Dashboard use didn’t seem to greatly affect lab ordering behaviors either although investigators reported that residents who did open the dashboard link ordered 0.26 fewer tests per doctor-patient day than those who didn’t. The drop in lab orders by dashboard users was especially prominent on the second day of the intervention, when orders dropped by 0.59 labs per doctor-patient-day, compared with nonusers.

Participants for the most part liked the idea of getting personalized, real-time feedback about their ordering behaviors. This suggests that young doctors are aware of the lab test overuse problem. “However, many residents questioned several aspects of the specific intervention used in this study and suggested that significant improvements would need to be made to future dashboards to increase their utility,” the authors acknowledged.

According to Ryskina, physicians reported a number of barriers to engaging with the dashboards, including time constraints on busy inpatient service, a lack of concrete directions to change behavior, and concerns about the data (e.g., short measurement time frame and lack of risk adjustment for differences in case mix). The study’s small sample size also limited its findings.

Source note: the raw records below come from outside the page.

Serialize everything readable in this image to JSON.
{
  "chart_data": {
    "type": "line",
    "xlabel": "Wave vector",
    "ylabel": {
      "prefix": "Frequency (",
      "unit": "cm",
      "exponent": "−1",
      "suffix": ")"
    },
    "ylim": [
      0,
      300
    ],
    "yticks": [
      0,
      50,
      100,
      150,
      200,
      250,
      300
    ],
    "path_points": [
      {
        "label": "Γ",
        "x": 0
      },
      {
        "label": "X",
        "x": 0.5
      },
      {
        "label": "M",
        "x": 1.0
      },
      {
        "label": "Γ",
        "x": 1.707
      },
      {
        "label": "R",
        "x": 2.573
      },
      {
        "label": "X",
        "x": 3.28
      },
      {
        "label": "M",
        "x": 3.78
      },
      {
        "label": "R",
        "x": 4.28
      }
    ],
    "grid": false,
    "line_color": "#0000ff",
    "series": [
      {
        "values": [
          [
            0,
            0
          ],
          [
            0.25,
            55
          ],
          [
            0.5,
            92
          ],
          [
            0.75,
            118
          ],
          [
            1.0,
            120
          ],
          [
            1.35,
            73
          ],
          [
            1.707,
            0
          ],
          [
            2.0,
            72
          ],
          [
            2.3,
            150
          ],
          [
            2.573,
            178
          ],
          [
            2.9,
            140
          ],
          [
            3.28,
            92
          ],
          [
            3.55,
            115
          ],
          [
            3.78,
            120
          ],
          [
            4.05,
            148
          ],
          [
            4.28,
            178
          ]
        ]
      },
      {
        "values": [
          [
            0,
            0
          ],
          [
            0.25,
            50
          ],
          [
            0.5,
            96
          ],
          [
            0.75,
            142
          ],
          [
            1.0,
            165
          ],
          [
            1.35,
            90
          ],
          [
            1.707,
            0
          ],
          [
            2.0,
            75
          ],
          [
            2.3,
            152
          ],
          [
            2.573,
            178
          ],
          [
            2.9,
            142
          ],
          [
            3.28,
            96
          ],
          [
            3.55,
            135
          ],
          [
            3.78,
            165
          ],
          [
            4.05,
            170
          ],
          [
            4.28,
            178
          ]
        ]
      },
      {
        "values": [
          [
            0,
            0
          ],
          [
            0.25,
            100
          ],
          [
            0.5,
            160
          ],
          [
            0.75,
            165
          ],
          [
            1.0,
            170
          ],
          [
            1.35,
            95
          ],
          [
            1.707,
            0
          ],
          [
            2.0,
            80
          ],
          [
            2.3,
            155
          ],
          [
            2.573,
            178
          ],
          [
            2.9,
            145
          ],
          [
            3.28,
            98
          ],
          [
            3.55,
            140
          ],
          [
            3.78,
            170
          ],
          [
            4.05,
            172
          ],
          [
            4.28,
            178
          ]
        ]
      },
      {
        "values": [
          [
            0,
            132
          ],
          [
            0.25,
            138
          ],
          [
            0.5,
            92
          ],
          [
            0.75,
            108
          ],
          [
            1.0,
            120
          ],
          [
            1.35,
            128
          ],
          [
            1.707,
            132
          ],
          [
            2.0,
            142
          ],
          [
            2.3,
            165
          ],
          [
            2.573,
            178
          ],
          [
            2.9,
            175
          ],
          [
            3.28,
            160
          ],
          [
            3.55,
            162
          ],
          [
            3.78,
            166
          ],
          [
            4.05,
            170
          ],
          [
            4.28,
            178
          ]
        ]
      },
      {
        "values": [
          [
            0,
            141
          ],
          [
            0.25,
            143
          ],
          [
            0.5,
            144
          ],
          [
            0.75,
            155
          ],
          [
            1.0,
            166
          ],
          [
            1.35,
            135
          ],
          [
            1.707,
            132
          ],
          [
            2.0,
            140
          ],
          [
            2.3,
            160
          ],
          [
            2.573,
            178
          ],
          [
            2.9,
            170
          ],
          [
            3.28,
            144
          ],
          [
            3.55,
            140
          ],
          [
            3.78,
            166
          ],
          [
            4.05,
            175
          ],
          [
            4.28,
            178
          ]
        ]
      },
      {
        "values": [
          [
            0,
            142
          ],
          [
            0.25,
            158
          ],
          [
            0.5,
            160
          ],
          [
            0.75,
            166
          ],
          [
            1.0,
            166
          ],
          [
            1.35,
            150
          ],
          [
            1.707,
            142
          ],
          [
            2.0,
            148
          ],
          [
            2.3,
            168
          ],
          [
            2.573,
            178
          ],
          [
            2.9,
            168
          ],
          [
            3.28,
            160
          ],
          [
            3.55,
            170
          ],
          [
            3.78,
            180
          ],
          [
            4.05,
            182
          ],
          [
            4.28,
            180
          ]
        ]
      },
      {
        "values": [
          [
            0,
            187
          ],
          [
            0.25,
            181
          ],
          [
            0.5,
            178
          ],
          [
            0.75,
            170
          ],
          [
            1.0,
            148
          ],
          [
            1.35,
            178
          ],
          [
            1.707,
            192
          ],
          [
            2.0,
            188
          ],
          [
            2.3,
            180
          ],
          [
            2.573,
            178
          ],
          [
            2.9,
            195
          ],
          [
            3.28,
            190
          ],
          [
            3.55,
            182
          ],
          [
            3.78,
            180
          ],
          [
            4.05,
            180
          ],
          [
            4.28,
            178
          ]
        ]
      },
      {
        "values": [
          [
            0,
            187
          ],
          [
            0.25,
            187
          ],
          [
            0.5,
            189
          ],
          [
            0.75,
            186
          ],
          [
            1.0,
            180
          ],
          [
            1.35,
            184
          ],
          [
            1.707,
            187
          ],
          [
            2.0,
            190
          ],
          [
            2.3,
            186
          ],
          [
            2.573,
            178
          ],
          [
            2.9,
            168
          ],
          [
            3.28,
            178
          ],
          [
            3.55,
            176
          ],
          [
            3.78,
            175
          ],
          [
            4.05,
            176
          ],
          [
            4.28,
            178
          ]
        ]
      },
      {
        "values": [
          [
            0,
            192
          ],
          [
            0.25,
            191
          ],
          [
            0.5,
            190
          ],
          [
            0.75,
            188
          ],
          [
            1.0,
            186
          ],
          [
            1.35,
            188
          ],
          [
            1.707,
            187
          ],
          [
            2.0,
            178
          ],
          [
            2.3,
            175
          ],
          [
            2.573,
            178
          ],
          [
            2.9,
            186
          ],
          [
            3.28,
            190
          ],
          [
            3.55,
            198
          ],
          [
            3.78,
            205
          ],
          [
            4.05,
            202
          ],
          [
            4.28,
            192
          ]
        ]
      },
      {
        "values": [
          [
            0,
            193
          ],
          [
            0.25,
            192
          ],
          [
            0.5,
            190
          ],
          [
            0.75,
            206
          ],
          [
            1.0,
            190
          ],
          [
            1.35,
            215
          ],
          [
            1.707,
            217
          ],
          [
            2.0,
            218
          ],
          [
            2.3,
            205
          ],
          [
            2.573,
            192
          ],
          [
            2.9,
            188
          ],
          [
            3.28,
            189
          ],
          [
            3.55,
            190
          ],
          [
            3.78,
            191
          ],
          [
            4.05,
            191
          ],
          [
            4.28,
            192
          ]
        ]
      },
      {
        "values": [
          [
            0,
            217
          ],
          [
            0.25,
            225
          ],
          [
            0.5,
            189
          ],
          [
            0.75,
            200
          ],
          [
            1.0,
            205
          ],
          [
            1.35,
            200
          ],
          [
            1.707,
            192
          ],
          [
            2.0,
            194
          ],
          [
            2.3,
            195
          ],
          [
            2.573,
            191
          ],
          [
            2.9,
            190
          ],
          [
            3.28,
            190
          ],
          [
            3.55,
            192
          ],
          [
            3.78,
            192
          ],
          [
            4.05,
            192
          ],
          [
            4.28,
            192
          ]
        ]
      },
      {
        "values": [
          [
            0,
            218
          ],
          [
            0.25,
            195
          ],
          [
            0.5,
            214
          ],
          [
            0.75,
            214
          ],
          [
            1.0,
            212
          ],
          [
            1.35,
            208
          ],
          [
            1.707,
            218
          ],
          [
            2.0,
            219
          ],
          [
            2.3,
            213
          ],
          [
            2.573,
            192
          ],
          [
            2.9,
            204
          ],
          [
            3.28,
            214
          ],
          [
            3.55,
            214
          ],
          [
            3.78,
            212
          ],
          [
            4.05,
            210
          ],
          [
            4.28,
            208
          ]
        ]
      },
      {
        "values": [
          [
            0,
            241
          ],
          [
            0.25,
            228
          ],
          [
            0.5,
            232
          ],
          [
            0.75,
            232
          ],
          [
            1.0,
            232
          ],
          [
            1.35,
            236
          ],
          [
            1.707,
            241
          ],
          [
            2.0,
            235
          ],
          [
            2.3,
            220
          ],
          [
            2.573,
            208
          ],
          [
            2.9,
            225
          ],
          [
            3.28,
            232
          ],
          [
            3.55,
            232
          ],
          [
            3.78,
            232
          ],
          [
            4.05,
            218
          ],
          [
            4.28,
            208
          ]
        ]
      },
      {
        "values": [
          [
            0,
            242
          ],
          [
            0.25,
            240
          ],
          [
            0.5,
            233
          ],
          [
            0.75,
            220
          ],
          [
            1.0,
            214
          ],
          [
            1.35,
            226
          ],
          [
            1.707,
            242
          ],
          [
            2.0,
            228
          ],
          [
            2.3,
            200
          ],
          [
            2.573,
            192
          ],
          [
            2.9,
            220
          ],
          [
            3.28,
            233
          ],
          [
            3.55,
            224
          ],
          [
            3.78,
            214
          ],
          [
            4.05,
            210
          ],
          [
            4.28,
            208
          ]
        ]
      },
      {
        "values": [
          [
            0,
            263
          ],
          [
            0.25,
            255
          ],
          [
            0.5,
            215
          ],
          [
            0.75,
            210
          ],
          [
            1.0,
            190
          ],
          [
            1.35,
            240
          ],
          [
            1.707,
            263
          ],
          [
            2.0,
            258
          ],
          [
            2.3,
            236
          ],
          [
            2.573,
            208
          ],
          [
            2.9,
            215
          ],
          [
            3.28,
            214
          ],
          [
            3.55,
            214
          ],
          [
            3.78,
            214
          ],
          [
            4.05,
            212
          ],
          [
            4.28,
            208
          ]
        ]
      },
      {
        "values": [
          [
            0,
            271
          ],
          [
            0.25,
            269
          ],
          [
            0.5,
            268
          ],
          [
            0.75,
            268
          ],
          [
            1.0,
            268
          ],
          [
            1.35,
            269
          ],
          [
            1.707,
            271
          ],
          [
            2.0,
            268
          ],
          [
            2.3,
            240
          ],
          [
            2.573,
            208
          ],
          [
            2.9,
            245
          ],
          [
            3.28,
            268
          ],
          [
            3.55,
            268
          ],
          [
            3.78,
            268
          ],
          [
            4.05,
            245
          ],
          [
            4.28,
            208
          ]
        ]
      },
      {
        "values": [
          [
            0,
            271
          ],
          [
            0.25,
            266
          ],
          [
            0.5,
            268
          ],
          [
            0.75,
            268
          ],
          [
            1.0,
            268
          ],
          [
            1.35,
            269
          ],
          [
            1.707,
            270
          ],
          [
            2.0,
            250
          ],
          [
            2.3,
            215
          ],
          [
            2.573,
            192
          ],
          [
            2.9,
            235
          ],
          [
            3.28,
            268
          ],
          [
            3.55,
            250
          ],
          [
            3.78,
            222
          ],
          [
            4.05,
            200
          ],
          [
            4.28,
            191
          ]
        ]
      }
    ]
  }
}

The results suggest that optimizing laboratory ordering through utilization dashboards may require stronger incentives to achieve high participation rates among physicians, Ryskina said. There are reports of widespread efforts by medical centers to encourage more judicious use of laboratory tests, she said. “These range from educational interventions to EMR-based dashboards to displaying costs in the EMR, for instance. However, there’s not a lot of empirical evidence suggesting an optimal approach,” Ryskina added. Engaging the senior attending physicians on the service may be one way to improve uptake of this intervention. “There’s definitely a lot of interest and research in this area, but the findings are mixed so far,” she said.